With overtaking largely impossible on the narrow Monte Carlo streets, Hamilton was unable to make any impression on Pierre Gasly. In the closing stages, he stopped for a second time to take on fresh rubber and claim a bonus point for the fastest lap before finishing almost a lap down on Verstappen.

The Dutchman’s path to glory was sealed when Leclerc retired from the race before it had started. Ferrari elected not to change the Monegasque’s gearbox following his 110mph crash in the closing seconds of qualifying on Saturday.

The decision ensured Leclerc escaped a five-place grid penalty, but it backfired after he reported problems immediately upon leaving his garage.

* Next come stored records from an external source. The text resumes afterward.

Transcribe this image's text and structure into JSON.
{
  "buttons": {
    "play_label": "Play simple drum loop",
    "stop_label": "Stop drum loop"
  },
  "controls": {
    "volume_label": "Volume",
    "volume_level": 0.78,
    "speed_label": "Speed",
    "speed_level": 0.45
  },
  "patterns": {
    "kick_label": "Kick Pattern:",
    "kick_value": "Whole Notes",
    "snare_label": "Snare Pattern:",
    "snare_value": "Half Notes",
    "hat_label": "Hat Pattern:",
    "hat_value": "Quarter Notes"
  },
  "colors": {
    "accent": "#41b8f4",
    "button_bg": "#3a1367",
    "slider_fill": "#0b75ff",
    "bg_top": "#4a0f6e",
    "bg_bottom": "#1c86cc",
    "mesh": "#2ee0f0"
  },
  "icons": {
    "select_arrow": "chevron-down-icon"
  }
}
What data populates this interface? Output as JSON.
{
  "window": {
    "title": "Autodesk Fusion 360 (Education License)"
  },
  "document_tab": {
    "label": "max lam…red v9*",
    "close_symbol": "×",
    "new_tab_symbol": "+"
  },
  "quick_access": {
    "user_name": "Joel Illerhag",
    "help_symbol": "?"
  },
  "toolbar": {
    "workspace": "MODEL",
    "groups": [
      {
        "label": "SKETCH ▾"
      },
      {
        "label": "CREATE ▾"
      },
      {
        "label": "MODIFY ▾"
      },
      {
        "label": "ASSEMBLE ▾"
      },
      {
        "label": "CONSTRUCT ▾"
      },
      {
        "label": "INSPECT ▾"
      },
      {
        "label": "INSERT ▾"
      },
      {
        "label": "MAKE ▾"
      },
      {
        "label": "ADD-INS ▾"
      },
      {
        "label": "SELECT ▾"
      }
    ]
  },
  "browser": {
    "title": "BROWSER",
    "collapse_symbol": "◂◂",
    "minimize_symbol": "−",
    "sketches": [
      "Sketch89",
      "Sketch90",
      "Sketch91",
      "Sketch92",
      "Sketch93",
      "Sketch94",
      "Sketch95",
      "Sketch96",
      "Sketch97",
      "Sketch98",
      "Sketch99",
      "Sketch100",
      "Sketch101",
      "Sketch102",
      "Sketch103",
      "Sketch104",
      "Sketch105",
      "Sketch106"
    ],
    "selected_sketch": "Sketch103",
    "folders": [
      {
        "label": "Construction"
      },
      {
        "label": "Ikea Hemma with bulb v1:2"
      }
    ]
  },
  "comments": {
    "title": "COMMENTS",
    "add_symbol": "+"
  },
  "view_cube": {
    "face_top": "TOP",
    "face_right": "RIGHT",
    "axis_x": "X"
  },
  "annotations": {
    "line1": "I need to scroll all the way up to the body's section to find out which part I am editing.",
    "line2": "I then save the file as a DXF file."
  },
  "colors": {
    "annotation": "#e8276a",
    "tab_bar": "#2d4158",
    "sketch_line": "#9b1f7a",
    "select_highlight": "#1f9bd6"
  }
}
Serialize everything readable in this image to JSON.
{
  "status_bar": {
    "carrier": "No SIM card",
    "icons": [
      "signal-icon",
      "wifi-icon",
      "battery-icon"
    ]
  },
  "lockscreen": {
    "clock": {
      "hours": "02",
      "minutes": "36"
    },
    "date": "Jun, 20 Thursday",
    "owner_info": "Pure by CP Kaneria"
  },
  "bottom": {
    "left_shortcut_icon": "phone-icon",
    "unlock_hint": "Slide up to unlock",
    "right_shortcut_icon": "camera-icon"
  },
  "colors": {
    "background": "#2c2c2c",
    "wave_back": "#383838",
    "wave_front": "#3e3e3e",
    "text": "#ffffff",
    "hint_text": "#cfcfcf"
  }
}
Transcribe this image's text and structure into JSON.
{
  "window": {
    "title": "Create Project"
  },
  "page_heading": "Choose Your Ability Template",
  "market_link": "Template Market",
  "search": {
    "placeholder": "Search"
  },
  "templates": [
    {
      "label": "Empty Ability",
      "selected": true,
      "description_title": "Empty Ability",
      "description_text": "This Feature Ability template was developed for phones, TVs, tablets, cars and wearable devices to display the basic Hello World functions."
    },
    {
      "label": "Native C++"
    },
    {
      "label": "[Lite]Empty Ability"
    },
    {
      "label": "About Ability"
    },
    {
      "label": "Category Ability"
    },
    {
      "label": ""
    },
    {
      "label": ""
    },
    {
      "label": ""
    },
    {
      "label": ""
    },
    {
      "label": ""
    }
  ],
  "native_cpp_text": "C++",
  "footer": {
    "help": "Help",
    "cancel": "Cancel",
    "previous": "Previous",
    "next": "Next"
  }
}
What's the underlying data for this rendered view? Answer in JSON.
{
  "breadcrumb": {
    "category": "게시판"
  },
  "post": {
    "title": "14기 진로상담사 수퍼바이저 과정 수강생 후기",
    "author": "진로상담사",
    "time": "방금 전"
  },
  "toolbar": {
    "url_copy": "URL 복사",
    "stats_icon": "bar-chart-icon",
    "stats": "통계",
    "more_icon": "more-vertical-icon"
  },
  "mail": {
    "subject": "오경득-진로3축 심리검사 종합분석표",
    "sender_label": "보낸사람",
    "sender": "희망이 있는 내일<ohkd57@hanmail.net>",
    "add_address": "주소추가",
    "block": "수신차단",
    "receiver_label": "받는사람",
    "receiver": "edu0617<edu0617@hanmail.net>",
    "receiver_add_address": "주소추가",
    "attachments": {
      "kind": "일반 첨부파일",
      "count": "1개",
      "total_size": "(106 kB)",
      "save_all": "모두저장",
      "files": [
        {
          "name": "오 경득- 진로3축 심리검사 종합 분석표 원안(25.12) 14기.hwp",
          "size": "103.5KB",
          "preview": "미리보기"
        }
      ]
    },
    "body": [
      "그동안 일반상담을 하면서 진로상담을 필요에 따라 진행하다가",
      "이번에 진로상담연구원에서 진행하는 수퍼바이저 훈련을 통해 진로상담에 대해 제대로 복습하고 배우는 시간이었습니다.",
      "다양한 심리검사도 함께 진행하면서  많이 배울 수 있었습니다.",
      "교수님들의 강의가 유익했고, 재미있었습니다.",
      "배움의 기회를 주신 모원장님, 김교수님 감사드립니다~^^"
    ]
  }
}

“No, no, no, no, the gearbox, guys,” said a slowing Leclerc over the radio as he emerged from the tunnel. He made it back to the pits but was unable to start the race after his Ferrari crew identified a left driveshaft failure.

Leclerc, raised in an apartment which overlooks the start-finish straight in Monte Carlo, appeared on the brink of tears as he was told his race was over. Ferrari chairman John Elkann, with his navy blue jumper draped over his blazer, tried to console the Monegasque at the back of the garage.

At the start, Verstappen kept Bottas at bay on the short run down to Sainte Devote and never looked like losing the race as he claimed his second win of the season and first in Monaco.

Norris was hustled to the flag by Perez but held on for the final spot on the podium to move back into third in the standings and above Bottas following the Finn’s pit-stop horror show. Vettel finished fifth, his best result since joining Aston Martin, with Gasly sixth.